Omar Jasseh

Personal information
- Full name: Omar Jasseh
- Date of birth: November 1, 1992 (age 32)
- Place of birth: Banjul, the Gambia
- Height: 5 ft 7 in (1.70 m)
- Position(s): Midfielder

Youth career
- Maccassa
- Samder
- 2006: Charlton Athletic
- 2007: Chelsea
- 2008: Crystal Palace

Senior career*
- Years: Team / Apps / (Gls)
- 2010–2011: San Jose Earthquakes / 5 / (0)
- 2012: Mjölby Södra / 8 / (5)
- 2014: Kajaani / 5 / (0)

= Omar Jasseh =

Gambian footballer

Omar Jasseh (born November 1, 1992, in Banjul) is a Gambian footballer currently without a club.

==Career==
Jasseh began playing in academies at the age of 12 in his native Gambia. He played for Maccassa and Samger, before spending three years in England with youth academies at Charlton Athletic, Chelsea and Crystal Palace. Crystal Palace then went on to offer Jasseh a contract but was unable to complete the accord due to visa restrictions.

Jasseh came to the United States in 2009 and trained with Toronto FC, before signing with the Major League Soccer side San Jose Earthquakes on April 14, 2010. This made him the youngest player to sign with the team in franchise history.
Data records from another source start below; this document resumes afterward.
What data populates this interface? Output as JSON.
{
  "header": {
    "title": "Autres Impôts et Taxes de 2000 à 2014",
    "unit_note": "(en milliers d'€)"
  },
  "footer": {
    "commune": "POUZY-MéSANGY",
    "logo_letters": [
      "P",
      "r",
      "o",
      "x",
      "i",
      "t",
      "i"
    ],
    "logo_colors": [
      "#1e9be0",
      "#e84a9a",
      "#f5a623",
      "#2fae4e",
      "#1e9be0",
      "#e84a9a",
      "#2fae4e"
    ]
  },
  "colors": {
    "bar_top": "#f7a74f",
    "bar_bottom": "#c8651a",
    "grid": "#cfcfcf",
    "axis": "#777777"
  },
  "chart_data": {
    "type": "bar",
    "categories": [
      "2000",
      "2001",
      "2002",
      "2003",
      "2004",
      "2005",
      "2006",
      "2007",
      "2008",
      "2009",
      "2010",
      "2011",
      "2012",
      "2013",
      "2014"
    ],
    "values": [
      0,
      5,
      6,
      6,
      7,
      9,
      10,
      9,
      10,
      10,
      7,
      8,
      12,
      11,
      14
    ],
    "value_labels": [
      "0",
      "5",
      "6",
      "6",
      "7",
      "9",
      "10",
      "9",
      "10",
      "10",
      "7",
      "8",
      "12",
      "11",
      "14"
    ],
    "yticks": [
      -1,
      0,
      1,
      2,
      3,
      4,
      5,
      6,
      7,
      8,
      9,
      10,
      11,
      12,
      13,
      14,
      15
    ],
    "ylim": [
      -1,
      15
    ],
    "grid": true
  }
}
Jasseh made his professional debut on April 24, 2010, in a match against Chivas USA. During his stint in San Jose Jasseh missed much time with his team due to national team duty. Jasseh went on to help his team qualify for the Orange African Youth Championship defeating Ivory Coast in a home and away tie. Jasseh was not happy with the lack of opportunity for first team football so Jasseh asked to be released so he could explore other options. The management agreed as the move would also open an international player roster spot and thus Jasseh was waived by the Earthquakes on July 19, 2011, during the summer transfer period.